28. Bu cennet nimetlerinin en güzelidir. Cennet ehli orada her istediğini ve dilediğini elde edecek ve orada onlara hiç bir üzüntü olmayacaktır. Bu, bu dünyadaki en zengin insanın bile ulaşamayacağı bir nimettir. Cennete giren herkes bu nimetten yararlanacaktır, çünkü o herşeyi istediği ve dilediği gibi bulacak ve her dileğinin, her arzusunun yerine getirildiğini görecektir.

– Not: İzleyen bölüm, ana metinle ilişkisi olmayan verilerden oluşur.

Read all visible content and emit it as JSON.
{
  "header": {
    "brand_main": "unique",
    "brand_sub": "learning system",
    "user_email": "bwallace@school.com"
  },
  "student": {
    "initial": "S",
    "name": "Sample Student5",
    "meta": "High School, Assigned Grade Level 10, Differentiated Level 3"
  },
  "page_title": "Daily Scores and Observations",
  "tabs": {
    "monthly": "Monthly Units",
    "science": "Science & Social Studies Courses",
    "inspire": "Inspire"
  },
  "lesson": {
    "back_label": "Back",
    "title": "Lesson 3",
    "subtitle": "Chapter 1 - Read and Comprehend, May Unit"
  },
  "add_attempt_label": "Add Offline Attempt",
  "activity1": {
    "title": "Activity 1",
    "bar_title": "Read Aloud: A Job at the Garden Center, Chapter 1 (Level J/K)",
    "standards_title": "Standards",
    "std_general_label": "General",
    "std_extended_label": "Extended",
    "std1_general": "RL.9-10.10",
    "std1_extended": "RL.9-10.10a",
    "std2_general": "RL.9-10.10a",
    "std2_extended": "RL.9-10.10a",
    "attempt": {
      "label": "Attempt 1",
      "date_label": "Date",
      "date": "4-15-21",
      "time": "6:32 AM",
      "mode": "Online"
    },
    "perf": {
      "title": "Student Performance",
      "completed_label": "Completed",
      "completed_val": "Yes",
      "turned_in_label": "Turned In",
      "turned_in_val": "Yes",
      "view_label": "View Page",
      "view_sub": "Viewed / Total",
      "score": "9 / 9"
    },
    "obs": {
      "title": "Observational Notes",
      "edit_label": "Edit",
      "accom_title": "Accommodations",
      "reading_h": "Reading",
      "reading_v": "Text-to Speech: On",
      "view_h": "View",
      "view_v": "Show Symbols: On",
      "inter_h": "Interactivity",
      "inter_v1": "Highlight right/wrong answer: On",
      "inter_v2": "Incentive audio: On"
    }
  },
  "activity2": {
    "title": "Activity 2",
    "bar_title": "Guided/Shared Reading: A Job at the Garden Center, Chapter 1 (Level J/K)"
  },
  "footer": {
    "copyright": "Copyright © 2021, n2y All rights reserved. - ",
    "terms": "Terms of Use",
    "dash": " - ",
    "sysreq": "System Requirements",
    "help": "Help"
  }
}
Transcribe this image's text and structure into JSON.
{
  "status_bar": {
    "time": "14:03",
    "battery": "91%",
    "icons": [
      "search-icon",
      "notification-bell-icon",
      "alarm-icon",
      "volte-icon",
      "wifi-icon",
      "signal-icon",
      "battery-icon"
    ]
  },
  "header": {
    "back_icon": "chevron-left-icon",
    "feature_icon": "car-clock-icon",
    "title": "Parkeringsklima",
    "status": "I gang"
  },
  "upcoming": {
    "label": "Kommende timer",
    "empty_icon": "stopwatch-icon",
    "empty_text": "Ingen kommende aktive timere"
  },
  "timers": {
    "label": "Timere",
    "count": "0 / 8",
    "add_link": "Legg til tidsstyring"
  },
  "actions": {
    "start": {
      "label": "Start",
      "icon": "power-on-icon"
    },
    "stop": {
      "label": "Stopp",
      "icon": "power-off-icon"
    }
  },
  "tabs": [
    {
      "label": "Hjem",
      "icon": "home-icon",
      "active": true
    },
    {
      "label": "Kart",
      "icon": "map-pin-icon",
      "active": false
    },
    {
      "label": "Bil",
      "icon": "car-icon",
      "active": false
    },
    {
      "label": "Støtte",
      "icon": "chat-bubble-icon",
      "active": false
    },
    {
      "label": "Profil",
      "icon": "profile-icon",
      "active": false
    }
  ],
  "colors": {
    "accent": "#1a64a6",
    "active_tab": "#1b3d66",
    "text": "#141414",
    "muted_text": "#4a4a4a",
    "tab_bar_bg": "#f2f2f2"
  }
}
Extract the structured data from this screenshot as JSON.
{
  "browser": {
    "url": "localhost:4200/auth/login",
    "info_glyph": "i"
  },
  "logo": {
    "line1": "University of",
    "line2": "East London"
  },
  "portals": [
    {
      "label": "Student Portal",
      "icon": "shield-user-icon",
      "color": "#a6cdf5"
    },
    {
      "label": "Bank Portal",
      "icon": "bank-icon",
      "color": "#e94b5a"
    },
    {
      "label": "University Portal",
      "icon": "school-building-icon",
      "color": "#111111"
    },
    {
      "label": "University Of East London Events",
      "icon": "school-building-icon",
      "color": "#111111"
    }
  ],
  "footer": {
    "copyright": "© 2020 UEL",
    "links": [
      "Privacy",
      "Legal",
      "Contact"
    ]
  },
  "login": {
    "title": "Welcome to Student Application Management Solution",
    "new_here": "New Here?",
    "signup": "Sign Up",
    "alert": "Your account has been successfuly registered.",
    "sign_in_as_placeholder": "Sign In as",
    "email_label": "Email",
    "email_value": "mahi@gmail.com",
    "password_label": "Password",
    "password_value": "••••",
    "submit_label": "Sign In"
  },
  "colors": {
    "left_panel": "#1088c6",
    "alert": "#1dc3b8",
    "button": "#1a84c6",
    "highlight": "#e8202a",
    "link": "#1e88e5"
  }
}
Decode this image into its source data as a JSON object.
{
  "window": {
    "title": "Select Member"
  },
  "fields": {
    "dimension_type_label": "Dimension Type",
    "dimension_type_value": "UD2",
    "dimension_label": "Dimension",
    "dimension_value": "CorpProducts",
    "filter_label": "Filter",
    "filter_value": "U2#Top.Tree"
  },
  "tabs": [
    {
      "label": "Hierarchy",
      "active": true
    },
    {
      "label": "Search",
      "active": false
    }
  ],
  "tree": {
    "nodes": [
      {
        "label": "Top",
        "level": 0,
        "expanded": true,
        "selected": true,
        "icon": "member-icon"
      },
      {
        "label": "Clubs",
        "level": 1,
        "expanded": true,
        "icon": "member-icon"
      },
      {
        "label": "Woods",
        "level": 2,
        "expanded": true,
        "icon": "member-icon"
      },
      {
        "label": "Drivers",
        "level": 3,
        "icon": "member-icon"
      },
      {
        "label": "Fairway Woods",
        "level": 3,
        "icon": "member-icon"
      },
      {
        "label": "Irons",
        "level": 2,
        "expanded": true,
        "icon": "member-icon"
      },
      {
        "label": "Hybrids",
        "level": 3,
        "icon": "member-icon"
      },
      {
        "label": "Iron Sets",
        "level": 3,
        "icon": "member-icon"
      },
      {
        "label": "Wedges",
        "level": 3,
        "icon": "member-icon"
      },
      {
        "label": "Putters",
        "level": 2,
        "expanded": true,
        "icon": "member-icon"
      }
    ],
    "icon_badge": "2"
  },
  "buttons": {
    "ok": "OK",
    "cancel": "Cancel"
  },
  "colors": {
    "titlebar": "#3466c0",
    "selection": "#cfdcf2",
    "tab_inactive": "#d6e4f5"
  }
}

29. Burada kâfirler uyarılmaktadır: "Niçin onlar hâlâ, çok basit ve açık olan daveti kabul etmekte tereddüt ediyorlar? Biz, Hakk'ın her yönünü ortaya koymak için her metodu denedik ve buna evrenin her tarafından şahitler getirdik; akıllı ve düşünebilen insanlar için şirke sapmaya neden olacak hiçbir boşluk bırakmadık. Şimdi onların bekledikleri şey ölüm meleğinin gelmesinden başka bir şey değil; işte o zaman son nefeslerinde daveti kabul ederler. Yoksa onlar kendilerini helak edip daveti kabul etmelerine neden olacak Allah'ın azabını mı bekliyorlar?"
30. Bu noktanın öneminin kavranabilmesi için okuyucu En'am Suresi 148-150. ayetlere ve 124-126. açıklama notlarına bakmalıdır. Çünkü bu konu orada ele alınmıştır.
31. Yani, "Sizin itirazınız" yeni değil, sizden önceki sapık kimseler de aynı şeyi öne sürerlerdi. Bugün siz de, onlar gibi, sapıklığınıza ve yanlış hareketlerinize "Allah'ın dilediği bu" diye özür gösteriyorsunuz. Bunun kendinizi aldatmak ve nasihattan kaçmak için uydurduğunuz yalan bir özür olduğunu biliyorsunuz."
Bu cevap, aynı zamanda, Kur'an'ın sadece "eskilerin masalları" olduğunu söyleyen kâfirlere de imalı bir cevap niteliğindedir. (ayet 24) Onlar Hz. Peygamber'in (s.a) yeni bir şey sunmadığını söylemek istiyorlardı. Yani o, Nuh Peygamber'den beri tekrar edilegelen aynı eski hikayeleri anlatıyordu. Bu itiraza verilen cevap şöyledir: "Eğer Hz. Peygamber (s.a) yeni bir şey söylemiyor ve eskilerin masallarını tekrarlıyorsa, siz de kötü amelleriniz için yeni bir özür öne sürmüyor ve sizden öncekilerin öne sürdükleri özürleri tekrarlıyorsunuz."